Why is HIIT so popular?
It’s quick, doesn’t require a lot of space and there is a high probability that you will find some form of HIIT class at your local gym.
But is it as efficient and successful as some have suggested?
A recent study was done by the Swedish School of Sport and Health Sciences and the Karolinska Institute, both in Stockholm, has shown that although HIIT-ing it hard every few days a week has its advantages, it is not the most efficient form of exercise.
HIIT vs Interval Training: What’s The Big Difference?
HIIT-style training – a combination of aerobic and strength training exercises.
Workout structure: high-impact exercises (sets) done in short bursts (30sec – 1min) with a short period of rest in between each set.
Examples: cross-fit and the BBG-program.
Benefits: good for a time-crunched schedule and it’s a fast way to become fit and lose weight.
Detriments: sets/exercises aren’t done for a long enough time period; it is difficult to maintain the same level and standard of activity needed for HIIT to be successful; you rest 3 to 4 times a week, which reverses the benefits and results of training; your body tires out and the mitochondria suffers long term.
Interval Training – aerobic exercises.
Workout structure: lower impact exercises where heart rate is 80% and above max. capacity for longer periods of time (three-five minutes) per interval (set) with short periods of rest in between.

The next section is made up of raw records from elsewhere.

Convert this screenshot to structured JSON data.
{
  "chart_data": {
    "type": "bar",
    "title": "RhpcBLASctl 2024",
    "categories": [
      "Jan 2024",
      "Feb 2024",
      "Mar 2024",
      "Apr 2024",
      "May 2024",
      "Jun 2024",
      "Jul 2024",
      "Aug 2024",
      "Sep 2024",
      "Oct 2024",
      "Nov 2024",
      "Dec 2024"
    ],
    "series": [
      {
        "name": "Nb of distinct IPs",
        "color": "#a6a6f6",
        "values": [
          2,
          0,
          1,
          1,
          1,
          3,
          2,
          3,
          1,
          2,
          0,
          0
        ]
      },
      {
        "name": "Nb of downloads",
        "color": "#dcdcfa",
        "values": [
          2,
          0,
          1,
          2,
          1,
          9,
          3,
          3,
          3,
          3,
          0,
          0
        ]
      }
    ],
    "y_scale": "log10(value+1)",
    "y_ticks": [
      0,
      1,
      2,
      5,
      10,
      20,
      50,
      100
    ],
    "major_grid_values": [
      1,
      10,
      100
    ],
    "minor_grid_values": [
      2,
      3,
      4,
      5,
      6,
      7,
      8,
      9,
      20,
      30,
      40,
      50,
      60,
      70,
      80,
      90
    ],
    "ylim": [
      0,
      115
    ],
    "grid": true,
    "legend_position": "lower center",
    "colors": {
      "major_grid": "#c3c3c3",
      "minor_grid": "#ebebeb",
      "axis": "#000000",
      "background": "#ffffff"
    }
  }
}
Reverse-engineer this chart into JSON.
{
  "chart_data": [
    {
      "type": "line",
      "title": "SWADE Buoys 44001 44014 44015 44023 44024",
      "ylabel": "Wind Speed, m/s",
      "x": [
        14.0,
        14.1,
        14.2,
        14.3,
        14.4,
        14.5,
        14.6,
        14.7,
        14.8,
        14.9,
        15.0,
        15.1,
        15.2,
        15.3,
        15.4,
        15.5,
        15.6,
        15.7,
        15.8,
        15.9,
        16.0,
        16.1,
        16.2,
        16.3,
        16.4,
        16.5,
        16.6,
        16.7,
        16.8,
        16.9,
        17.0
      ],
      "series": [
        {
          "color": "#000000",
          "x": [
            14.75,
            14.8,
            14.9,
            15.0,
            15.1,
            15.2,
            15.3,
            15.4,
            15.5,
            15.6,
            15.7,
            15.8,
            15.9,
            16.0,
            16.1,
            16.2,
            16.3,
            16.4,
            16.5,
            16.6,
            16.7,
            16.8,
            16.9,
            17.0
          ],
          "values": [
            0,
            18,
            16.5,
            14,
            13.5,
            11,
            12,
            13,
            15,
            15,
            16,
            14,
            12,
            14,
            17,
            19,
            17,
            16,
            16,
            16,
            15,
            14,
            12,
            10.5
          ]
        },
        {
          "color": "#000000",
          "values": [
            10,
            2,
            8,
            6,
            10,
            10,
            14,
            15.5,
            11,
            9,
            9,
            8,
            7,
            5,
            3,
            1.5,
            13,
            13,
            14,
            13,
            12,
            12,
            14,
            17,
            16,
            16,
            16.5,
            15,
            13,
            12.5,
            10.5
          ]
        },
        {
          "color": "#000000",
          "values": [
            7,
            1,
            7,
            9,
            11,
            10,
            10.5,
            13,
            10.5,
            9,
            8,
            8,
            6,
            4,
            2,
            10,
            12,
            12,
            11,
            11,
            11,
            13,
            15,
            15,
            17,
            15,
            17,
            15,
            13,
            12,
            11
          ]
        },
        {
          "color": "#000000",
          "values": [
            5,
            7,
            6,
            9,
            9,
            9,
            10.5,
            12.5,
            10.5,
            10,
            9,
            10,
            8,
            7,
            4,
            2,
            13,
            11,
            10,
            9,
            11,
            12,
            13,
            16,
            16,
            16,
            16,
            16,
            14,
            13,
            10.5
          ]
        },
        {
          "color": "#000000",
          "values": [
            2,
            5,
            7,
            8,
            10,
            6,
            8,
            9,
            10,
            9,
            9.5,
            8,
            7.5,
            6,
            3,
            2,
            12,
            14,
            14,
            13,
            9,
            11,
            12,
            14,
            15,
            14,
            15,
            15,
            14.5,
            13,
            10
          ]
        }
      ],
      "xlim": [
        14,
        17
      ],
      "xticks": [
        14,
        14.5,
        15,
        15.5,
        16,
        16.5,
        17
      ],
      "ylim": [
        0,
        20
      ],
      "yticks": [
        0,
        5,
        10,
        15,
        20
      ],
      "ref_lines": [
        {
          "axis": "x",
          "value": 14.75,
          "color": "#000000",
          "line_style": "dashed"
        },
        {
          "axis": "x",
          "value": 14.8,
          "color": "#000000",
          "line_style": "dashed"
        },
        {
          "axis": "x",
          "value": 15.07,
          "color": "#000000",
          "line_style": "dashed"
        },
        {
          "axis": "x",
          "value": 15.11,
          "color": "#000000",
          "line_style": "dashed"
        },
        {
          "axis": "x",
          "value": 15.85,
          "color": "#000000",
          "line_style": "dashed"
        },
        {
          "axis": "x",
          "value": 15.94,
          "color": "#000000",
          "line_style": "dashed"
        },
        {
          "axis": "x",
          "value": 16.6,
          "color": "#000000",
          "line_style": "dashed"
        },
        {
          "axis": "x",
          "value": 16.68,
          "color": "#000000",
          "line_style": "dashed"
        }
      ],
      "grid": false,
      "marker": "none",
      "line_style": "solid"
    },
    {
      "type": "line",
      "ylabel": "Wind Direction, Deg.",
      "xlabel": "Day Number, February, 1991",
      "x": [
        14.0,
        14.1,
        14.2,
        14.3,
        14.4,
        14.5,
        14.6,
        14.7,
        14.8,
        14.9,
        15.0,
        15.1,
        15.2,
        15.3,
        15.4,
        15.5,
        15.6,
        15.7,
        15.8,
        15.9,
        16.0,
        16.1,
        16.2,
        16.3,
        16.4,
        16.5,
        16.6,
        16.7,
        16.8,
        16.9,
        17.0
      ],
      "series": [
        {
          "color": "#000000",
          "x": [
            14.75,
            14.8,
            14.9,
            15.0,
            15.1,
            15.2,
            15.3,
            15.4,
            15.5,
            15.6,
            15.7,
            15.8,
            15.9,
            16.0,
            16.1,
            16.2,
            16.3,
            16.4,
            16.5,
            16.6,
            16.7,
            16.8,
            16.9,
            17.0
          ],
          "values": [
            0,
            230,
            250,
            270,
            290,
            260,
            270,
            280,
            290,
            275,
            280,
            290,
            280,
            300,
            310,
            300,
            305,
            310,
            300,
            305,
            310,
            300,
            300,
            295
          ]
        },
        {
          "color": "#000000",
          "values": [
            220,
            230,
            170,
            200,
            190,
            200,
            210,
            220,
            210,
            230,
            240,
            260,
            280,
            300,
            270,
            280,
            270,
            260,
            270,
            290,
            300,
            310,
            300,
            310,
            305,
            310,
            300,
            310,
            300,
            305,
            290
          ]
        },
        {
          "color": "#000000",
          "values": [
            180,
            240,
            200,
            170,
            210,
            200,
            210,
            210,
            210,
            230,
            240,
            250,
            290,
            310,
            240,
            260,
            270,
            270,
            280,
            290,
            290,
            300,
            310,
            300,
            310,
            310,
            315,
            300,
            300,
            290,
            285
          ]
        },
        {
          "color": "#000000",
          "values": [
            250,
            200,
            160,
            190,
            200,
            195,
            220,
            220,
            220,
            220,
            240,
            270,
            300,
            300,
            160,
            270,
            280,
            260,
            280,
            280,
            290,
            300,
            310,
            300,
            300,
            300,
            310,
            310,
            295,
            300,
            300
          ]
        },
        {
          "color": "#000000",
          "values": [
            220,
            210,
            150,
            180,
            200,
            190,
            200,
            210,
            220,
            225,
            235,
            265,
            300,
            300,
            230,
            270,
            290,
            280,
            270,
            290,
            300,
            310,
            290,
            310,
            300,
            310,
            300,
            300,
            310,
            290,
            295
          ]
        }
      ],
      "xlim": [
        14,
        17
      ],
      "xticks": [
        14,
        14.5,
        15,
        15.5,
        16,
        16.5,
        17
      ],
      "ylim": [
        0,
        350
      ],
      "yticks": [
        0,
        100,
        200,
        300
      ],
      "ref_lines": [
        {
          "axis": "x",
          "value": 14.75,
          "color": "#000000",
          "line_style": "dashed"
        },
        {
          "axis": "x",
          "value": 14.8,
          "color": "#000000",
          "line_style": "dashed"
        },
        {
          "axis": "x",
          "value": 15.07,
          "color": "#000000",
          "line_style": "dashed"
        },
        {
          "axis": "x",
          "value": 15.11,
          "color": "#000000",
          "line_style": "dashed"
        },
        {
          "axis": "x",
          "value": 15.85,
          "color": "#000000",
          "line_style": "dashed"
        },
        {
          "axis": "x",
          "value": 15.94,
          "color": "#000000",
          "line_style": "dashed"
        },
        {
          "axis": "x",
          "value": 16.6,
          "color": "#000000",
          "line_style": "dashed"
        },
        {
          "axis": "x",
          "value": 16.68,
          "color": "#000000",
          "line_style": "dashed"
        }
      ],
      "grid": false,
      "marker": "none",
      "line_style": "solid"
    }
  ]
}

Examples: 4-by-4-Norway; 10-by-1.
Benefits include; heart health, prevention of heart disease; weight loss.
Detriments: it may take longer to see results.
Which is best for your workout?
Either form has benefits, and both are time-efficient.
It will depend on your style of training and what you’re physically capable of doing. It’s important to remember that the emphasis should be on intensity.
Keep your training session under an hour, any longer and it will have diminishing returns on your results and health.
As with any workout style that you choose, it is important to enjoy the workout, otherwise, you won’t be able to maintain it, no matter how fast you see results.